Is there something about the month of May, when spring starts to move into summer, when the dark winter gives way to bright sunshine? This month, in May 2018, students in French universities are demonstrating and visitors to the Pantheon will notice the police at the entrance to the nearby Law Faculty and Library at the Sorbonne in Paris.
Turn the clock back 50 years and Mai 68 was a month, not just of demonstration, but of revolution, with university closures, student protests and violent demonstrations, with paving slabs ripped up and thrown at police and tear gas used to control the crowds, a general strike and the French President de Gaulle briefly leaving the country for his own safety.

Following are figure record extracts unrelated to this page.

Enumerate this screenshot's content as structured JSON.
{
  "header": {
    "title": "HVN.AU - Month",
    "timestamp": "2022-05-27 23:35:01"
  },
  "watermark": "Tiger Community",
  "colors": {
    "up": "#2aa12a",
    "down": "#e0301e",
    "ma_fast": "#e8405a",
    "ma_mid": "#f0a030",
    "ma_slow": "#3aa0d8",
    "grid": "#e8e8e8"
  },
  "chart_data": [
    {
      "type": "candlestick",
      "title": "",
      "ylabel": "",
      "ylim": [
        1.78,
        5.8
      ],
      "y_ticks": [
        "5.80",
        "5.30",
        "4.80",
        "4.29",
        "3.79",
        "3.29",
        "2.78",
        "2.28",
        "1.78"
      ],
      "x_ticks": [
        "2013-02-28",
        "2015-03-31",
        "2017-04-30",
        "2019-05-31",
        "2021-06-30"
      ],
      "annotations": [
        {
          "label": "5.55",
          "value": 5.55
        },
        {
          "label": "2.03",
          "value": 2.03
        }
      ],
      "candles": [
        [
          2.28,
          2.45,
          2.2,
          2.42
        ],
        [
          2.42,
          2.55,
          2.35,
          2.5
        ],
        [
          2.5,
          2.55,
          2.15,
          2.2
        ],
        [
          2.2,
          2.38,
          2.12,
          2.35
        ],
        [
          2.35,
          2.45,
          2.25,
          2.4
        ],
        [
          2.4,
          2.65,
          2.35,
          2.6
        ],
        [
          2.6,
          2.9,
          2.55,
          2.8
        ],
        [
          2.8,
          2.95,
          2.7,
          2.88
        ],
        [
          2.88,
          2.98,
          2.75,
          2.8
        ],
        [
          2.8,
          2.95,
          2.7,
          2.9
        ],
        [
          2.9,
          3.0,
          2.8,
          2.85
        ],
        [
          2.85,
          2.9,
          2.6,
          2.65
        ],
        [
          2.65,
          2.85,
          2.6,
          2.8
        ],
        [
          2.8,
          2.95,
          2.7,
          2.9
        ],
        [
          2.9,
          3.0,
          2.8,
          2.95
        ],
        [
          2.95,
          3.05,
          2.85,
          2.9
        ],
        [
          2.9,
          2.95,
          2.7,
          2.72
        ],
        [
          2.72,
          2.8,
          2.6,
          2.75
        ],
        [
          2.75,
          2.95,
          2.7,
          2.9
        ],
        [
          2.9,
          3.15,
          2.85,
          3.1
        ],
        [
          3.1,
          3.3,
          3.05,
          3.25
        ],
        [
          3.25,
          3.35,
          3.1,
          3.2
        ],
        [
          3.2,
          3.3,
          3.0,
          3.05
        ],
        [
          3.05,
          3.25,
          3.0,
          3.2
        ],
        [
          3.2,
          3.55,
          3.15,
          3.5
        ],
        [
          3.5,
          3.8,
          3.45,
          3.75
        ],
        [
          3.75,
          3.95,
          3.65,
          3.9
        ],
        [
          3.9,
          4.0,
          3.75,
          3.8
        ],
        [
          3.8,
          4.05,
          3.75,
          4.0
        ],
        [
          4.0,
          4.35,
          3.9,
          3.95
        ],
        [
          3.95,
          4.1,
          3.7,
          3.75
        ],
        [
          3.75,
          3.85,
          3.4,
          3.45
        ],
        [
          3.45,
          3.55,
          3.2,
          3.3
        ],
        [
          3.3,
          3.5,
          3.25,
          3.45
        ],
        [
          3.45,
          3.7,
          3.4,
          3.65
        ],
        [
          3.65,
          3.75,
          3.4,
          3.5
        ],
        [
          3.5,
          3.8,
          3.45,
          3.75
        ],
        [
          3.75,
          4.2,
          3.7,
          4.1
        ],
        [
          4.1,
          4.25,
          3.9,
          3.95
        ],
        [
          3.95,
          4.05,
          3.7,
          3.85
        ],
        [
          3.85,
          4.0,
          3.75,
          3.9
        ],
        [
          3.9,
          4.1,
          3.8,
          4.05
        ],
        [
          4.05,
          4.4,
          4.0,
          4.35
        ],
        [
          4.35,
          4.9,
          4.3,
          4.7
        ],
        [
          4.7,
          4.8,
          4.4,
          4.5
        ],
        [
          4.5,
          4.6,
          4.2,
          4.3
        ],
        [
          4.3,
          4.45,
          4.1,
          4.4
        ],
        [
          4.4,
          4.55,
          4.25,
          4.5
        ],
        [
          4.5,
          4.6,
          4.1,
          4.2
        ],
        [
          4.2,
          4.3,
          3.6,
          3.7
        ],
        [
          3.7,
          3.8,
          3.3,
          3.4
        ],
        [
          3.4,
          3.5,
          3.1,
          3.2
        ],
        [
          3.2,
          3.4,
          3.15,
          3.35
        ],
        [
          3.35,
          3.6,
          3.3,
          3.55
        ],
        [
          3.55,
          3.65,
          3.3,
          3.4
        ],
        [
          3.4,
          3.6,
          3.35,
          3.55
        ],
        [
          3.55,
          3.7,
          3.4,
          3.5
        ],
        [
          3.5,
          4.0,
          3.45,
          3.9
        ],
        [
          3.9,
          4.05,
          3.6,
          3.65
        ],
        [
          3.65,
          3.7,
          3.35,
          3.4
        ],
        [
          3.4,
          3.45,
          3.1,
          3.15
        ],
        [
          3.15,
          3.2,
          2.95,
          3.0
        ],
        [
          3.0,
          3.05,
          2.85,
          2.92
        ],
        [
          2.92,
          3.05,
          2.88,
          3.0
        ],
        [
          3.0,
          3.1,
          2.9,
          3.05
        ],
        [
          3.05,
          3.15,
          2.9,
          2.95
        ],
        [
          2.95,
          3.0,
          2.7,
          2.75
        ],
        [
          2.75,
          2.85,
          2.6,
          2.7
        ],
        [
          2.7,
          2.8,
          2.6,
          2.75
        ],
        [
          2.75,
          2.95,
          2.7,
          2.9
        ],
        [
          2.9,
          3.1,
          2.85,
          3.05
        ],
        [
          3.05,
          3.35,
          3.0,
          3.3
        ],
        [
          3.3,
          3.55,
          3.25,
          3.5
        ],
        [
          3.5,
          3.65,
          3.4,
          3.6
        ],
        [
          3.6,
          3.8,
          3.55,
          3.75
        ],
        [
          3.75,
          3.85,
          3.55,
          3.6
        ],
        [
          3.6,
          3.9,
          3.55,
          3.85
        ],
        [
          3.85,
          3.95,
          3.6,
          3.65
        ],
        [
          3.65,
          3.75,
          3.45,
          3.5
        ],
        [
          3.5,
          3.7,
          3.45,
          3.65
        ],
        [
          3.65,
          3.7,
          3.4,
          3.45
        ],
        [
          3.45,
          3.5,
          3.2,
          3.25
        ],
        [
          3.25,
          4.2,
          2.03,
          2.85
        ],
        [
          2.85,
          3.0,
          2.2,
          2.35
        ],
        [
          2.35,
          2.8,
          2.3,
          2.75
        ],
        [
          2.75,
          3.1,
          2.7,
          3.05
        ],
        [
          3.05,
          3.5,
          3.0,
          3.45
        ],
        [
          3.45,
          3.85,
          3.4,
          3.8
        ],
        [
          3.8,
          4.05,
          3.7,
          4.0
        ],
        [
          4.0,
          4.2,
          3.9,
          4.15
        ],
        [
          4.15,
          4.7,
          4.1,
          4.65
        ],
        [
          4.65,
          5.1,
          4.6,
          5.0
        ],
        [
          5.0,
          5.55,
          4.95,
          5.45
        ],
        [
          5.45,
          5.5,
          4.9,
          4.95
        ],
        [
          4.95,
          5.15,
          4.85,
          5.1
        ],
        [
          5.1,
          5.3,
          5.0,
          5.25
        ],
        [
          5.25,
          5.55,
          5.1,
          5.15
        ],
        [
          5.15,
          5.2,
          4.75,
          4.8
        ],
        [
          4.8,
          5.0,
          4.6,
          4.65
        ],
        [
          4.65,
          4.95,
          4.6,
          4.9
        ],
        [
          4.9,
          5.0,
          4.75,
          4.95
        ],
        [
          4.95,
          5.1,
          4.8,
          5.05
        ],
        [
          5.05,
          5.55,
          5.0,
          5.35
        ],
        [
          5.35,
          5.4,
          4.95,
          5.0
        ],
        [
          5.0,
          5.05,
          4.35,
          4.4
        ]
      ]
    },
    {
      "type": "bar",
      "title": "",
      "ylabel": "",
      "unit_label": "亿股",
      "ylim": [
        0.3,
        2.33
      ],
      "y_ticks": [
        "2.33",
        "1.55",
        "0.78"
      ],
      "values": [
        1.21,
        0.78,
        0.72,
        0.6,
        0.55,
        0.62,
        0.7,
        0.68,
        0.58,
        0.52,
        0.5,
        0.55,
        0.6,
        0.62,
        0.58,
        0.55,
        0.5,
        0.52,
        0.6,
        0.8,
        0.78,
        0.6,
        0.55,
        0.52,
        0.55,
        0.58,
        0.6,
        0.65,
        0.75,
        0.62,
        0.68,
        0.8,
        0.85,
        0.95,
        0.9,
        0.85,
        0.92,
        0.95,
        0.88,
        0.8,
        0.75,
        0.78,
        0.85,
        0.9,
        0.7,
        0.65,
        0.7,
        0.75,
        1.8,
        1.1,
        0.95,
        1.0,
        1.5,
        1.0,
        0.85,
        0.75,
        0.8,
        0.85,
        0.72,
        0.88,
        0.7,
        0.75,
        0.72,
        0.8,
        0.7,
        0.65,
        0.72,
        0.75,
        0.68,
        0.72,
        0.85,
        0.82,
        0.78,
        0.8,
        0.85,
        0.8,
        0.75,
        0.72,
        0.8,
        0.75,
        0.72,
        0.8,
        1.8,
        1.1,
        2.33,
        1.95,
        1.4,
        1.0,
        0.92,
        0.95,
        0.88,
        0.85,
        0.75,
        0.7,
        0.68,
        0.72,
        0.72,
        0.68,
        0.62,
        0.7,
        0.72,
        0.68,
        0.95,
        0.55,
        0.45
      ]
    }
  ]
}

By 30 May, it was all over, De Gaulle had dissolved the National Assembly and called a new election. The threat of revolution had vanished almost as quickly as it had come
A key artistic output of the revolution were the posters which were plastered all over the walls of Paris, screen-printed in the Atelier Populaire, the workshop set up by artists and students in the Ecole de Beaux-Arts.
The posters – part of the culture of street art – were not intended to be works of art, but rather works of protest, and were not attributed by the artists but here they are, 50 years later, on display in the Lazinc Gallery in Mayfair, along with a re-created printing press and other memorabilia – a fascinating historical reminder of that month – Mai 68.
The posters are part of the Lazinc collection of propaganda art, including posters from the Cuban revolution – might we see an exhibition of these in 2019, the 60th anniversary of the Cuban Revolution?